-
Notifications
You must be signed in to change notification settings - Fork 176
Description
Hardware Used
Trainium
Training/Inference
Training
Instance type
trn1.32xlarge
Release Artifacts
NeuronX Compiler version 2.19.8089.0+8ab9f450
Python version 3.10.12
HWM version 2.19.0.8089+8ab9f450
NumPy version 1.26.4
Running on AMI ami-0034e664023874efb
Model Type
Custom model (OpenAI's VPT model with minor changes)
Description
I'm trying to get OpenAI's VPT model to run with dummy data on a trainium machine. I'm getting compilation error which I couldn't resolve on my own. Please see the attached log for the exact error. I have tried to run it on CPU, it seems to be working. I have tried to run based on the PyTorch NeuronX single-worker training/evaluation quick-start, but it's possible I have missed something.
Steps to Reproduce
- Setup a trainium instance (trn1.32xlarge) in AWS EC2. I have used an ubuntu machine with Deep Learning AMI Neuron (Ubuntu 22.04) 20250718.
- Clone this repository, it contains the few changes I tried to make: https://github.com/tlovas/VPT-XLA-Experiment/tree/tlovas/XLA-test
- Use the 'source /opt/aws_neuronx_venv_pytorch_2_7/bin/activate', and install the missing packages.
- Run the test file I create: test_policy.py.
- The model compilation should fail at this point.
Attach logs if any
2025-09-03 12:21:32.000893: 8538 ERROR ||NEURON_CC_WRAPPER||: Failed compilation with ['neuronx-cc', 'compile', '--framework=XLA', '/tmp/ubuntu/neuroncc_compile_workdir/a58081d2-90b6-4e74-9030-77537d6195b8/model.MODULE_93028970144824437+e30acd3a.hlo_module.pb', '--output', '/tmp/ubuntu/neuroncc_compile_workdir/a58081d2-90b6-4e74-9030-77537d6195b8/model.MODULE_93028970144824437+e30acd3a.neff', '--target=trn1', '--verbose=35']: 2025-09-03T12:21:32Z [TEN404] (_batch-norm-training.1122) Internal tensorizer error: FlattenMacroLoop:Pelican exception: Value is finalized before all edges are gone at /local/p4clients/pkgbuild-const/workspace/src/KaenaCompiler/neuronxcc/pelican/include/pelican/IR/Value.h:LINE: _users.empty() - Please open a support ticket at https://github.com/aws-neuron/aws-neuron-sdk/issues/new. You may also be able to obtain more information using the 'XLA_IR_DEBUG' and 'XLA_HLO_DEBUG' environment variables.

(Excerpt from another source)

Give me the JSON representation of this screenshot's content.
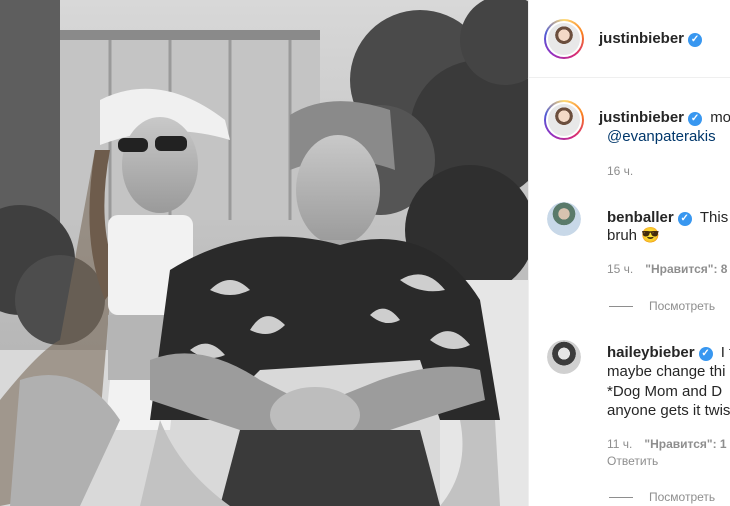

2025-09-03 12:21:32.000893: 8538 ERROR ||NEURON_CC_WRAPPER||: Compilation failed for /tmp/ubuntu/neuroncc_compile_workdir/a58081d2-90b6-4e74-9030-77537d6195b8/model.MODULE_93028970144824437+e30acd3a.hlo_module.pb after 0 retries.
Traceback (most recent call last):
File "/home/ubuntu/vpt/test_policy.py", line 145, in
main()
File "/home/ubuntu/vpt/test_policy.py", line 140, in main
test_vpt_with_xla(0)
File "/home/ubuntu/vpt/test_policy.py", line 88, in test_vpt_with_xla
train_vpt(agent, model, optimizer, train_loader, device)
File "/home/ubuntu/vpt/test_policy.py", line 135, in train_vpt
xm.mark_step()
File "/opt/aws_neuronx_venv_pytorch_2_7/lib/python3.10/site-packages/torch_xla/core/xla_model.py", line 1051, in mark_step
torch_xla._XLAC._xla_step_marker(
RuntimeError: Bad StatusOr access: INTERNAL: RunNeuronCCImpl: error condition error != 0: <class 'subprocess.CalledProcessError'>: Command '['neuronx-cc', 'compile', '--framework=XLA', '/tmp/ubuntu/neuroncc_compile_workdir/a58081d2-90b6-4e74-9030-77537d6195b8/model.MODULE_93028970144824437+e30acd3a.hlo_module.pb', '--output', '/tmp/ubuntu/neuroncc_compile_workdir/a58081d2-90b6-4e74-9030-77537d6195b8/model.MODULE_93028970144824437+e30acd3a.neff', '--target=trn1', '--verbose=35']' returned non-zero exit status 70.